Page 1 of 1

Help with scheduler (source attached)

Posted: Wed Jul 18, 2007 7:47 am
by AndrewAPrice
I'm in the process of transferring my old C kernel over into C++ (I've completely restructured the code and how everything works). I'm having a problem with my scheduler.

In kernel/timer.cpp, there's a method Timer::Handler() that gets called upon each clock interrupt. This function is suppose to rotate the system between tasks.

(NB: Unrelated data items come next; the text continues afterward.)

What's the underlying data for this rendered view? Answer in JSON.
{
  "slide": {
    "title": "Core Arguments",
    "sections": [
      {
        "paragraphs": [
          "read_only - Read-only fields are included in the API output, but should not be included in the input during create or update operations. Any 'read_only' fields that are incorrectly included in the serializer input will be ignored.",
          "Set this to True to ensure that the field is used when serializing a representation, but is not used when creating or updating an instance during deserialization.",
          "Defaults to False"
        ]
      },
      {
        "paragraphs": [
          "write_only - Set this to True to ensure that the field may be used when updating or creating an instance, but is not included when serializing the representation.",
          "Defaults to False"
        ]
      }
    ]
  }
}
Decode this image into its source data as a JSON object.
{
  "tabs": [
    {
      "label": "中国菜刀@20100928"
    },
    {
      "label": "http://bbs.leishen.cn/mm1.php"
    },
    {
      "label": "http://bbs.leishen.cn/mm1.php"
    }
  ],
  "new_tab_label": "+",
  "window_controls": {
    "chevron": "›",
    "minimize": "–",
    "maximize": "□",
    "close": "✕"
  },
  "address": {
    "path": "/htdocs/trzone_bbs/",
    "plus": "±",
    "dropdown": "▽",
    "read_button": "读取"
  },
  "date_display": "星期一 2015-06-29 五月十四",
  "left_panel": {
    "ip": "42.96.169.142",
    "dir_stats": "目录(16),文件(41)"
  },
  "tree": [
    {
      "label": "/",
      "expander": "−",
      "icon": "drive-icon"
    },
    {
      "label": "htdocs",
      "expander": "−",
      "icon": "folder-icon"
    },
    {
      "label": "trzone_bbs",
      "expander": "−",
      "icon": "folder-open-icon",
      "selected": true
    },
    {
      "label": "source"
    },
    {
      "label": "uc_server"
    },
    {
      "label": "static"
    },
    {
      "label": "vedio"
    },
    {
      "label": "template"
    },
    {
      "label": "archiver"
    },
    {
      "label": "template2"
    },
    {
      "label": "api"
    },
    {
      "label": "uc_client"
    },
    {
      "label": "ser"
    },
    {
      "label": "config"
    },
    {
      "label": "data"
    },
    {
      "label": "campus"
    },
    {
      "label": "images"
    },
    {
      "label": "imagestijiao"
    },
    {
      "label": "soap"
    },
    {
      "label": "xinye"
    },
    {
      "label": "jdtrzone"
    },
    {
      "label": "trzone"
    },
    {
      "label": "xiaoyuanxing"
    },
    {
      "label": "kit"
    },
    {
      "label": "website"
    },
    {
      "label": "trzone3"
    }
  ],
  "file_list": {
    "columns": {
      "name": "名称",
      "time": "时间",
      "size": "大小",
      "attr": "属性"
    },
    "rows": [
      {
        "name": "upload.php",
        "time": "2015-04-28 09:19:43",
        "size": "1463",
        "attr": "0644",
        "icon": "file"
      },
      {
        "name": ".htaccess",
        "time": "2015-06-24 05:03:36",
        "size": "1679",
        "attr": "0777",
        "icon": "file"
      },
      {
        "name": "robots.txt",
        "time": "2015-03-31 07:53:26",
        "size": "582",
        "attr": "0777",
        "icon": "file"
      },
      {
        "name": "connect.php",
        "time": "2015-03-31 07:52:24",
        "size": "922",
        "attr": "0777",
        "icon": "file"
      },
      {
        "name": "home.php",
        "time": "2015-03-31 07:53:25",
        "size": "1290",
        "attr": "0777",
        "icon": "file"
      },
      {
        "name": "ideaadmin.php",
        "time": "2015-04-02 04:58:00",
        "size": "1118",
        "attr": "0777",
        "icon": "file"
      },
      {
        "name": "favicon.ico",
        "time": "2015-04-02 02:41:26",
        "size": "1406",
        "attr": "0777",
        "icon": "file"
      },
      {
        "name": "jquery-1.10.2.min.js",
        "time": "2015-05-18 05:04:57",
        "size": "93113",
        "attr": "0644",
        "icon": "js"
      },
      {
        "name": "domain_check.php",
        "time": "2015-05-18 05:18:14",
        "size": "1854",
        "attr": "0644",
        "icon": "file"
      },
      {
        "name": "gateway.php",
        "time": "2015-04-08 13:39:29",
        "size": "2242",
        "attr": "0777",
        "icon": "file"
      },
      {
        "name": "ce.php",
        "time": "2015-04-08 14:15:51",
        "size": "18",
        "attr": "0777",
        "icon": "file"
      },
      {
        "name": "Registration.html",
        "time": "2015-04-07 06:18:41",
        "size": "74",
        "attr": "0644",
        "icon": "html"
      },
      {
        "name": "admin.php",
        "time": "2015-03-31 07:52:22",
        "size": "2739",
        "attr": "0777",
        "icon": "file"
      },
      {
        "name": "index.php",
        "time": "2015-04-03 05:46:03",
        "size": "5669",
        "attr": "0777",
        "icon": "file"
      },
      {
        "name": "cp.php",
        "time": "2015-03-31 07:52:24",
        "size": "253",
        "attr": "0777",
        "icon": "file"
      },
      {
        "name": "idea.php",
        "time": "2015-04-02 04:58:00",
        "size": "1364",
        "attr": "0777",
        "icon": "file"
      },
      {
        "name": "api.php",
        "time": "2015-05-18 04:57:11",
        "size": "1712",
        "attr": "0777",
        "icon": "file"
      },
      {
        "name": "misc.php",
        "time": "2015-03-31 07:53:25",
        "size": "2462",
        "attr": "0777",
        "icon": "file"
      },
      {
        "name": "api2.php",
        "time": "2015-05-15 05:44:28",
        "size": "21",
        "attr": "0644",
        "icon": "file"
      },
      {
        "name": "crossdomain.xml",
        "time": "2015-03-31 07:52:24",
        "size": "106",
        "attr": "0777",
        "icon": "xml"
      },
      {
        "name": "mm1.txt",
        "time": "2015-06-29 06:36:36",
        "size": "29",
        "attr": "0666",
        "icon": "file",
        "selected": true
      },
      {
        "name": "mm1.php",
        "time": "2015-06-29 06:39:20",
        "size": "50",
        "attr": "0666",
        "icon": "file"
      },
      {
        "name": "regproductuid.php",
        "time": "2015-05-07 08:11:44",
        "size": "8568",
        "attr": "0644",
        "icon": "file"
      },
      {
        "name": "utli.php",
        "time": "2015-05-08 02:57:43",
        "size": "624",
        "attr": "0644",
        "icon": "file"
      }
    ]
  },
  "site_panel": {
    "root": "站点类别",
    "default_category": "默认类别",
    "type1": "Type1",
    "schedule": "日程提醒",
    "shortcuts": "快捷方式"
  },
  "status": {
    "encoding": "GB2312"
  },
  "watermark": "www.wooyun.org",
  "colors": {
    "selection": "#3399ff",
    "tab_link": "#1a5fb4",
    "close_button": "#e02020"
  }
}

Here is what it currently looks like:

Code: Select all

unsigned int Timer::Handler(unsigned int oldEsp)
{
    if(m_currentThread != 0)
    {
        m_currentThread->GetStack()->esp0 = (unsigned int *)oldEsp;
        m_currentThread = m_currentThread->GetNext();
    }

    if(m_currentThread == 0)
    {
        m_currentThread = m_firstThread;
    }

    m_activeThread = m_firstThread;

    memory.LoadProcessPageTable(m_currentThread->GetPageTable());

    return (unsigned int)m_currentThread->GetStack()->esp0;
}
What that function should do:
- Set m_currentThread (the currently loaded thread) to the next thread on the linked list.
- If m_currentThread points to 0 (either we've passed the end of the list, or it's the first call and nothing is currently running) then point to the first thread again (m_firstThread).
- Set the active thread to m_firstThread. The active thread is currently hard coded, and it's the thread keyboard events are sent to.
- Load the thread's page table into memory.

(Actually I should replace the name Thread with Process because while they started out as threads, they now each have their own address space.)

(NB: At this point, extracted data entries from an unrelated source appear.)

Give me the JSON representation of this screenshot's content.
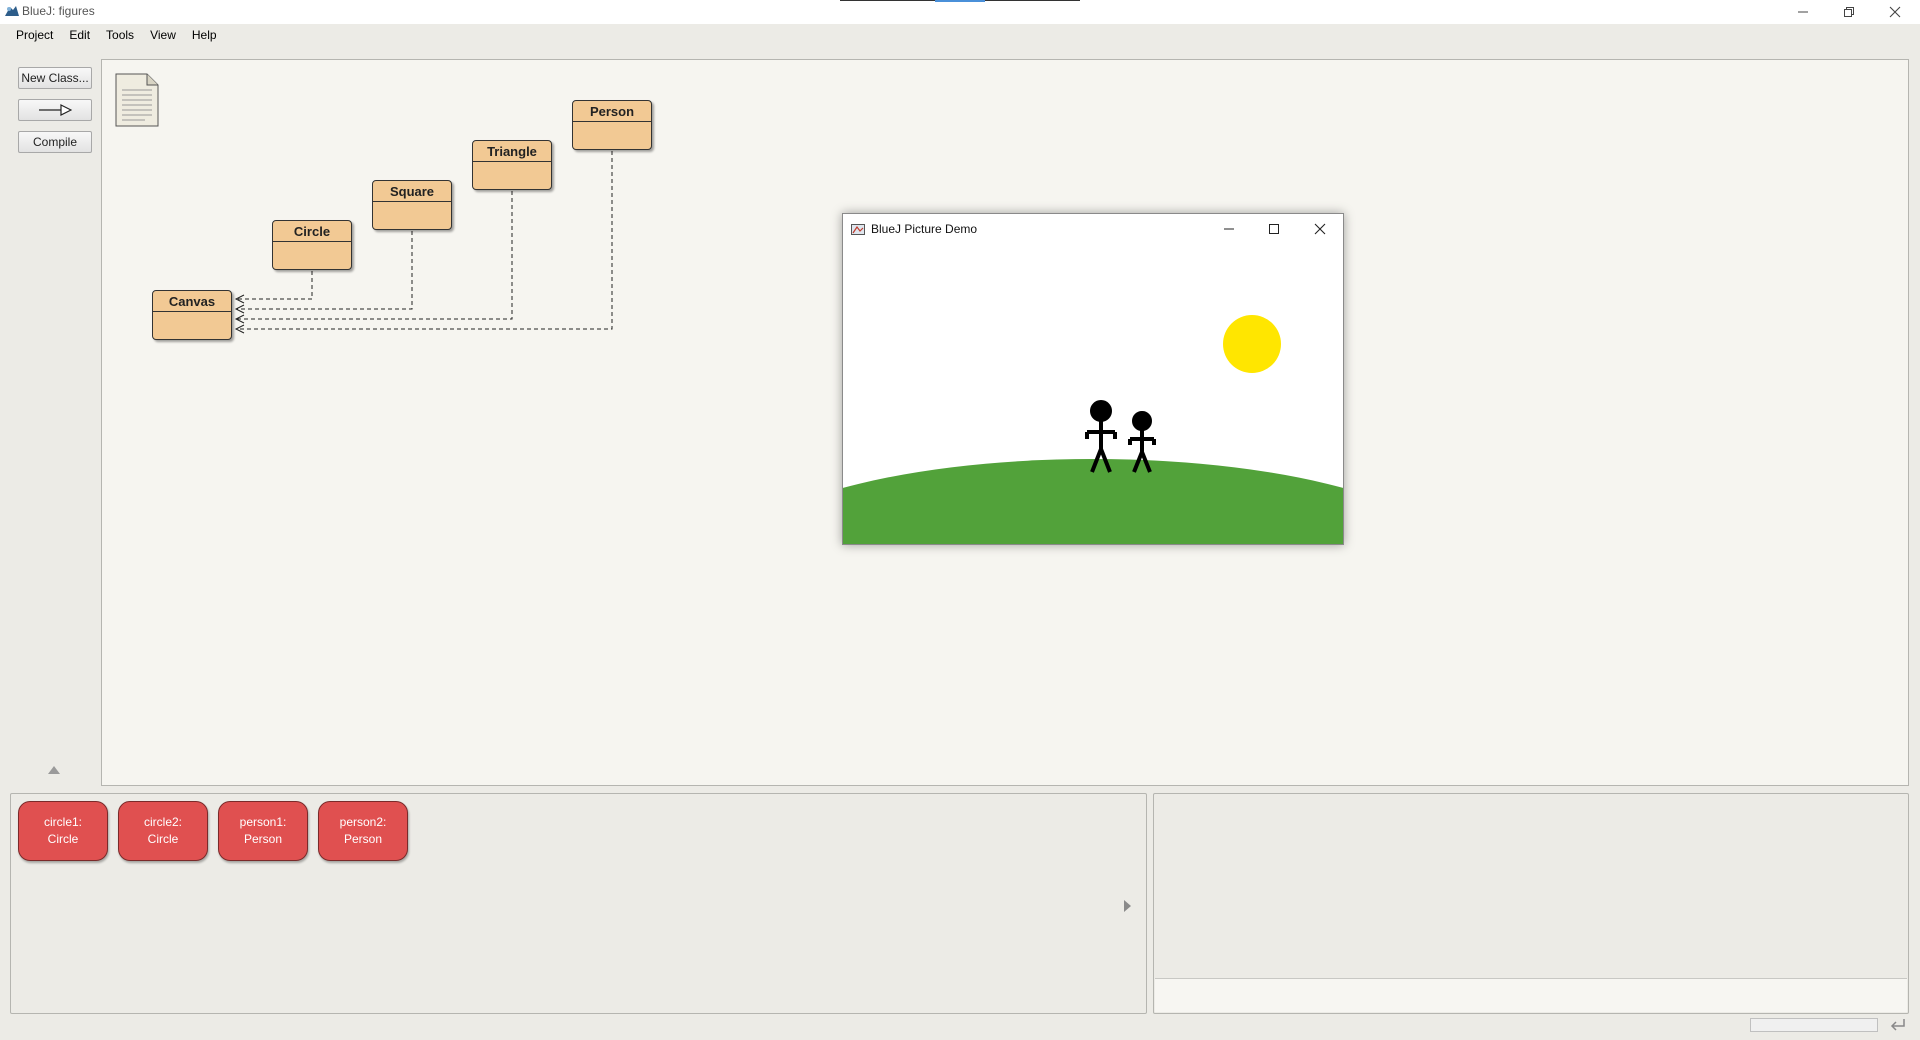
{
  "window": {
    "title": "BlueJ: figures"
  },
  "menu": {
    "items": [
      "Project",
      "Edit",
      "Tools",
      "View",
      "Help"
    ]
  },
  "toolbar": {
    "new_class": "New Class...",
    "compile": "Compile"
  },
  "classes": [
    "Person",
    "Triangle",
    "Square",
    "Circle",
    "Canvas"
  ],
  "demo": {
    "title": "BlueJ Picture Demo",
    "colors": {
      "sun": "#ffe600",
      "grass": "#52a23a",
      "figures": "#000000",
      "sky": "#ffffff"
    }
  },
  "bench": {
    "objects": [
      {
        "name": "circle1:",
        "type": "Circle"
      },
      {
        "name": "circle2:",
        "type": "Circle"
      },
      {
        "name": "person1:",
        "type": "Person"
      },
      {
        "name": "person2:",
        "type": "Person"
      }
    ]
  },
  "colors": {
    "class_fill": "#f2c994",
    "object_fill": "#e05050"
  },
  "icons": {
    "app": "bluej-icon",
    "minimize": "minimize-icon",
    "maximize": "maximize-icon",
    "close": "close-icon",
    "readme": "document-icon",
    "uses_arrow": "arrow-right-icon"
  }
}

All the function does is keep the system running m_firstThread. If I manually enter

Code: Select all

m_currentThread = m_firstThread->GetNext();
above memory.LoadProcessPageTable I know there is nothing wrong with my code since it will place the system in the 2nd thread.

I think it may have something to do with optimization, but I am compiling with: (where $GPP='i586-elf-g++' and $FILE='memory.cpp')

Code: Select all

    $GPP -c $FILE -nostdlib -fno-builtin -fno-rtti -fno-exceptions
I have included my kernel if someone would please have a look at it if you have the time. To build the source, just run build.sh from bash (you will want to edit it and change the cd path first). There's also a build.bat which runs build.sh through Cygwin's bash. The 4 folders included in the attachment are:
- Kernel - The kernel (it builds kernel.bin). The disk image is call stored in here (dev_kernel_grub.img).
- Sample Program - My testing program. It should loop and print a yellow '!' on the screen (SampleProgram.prog).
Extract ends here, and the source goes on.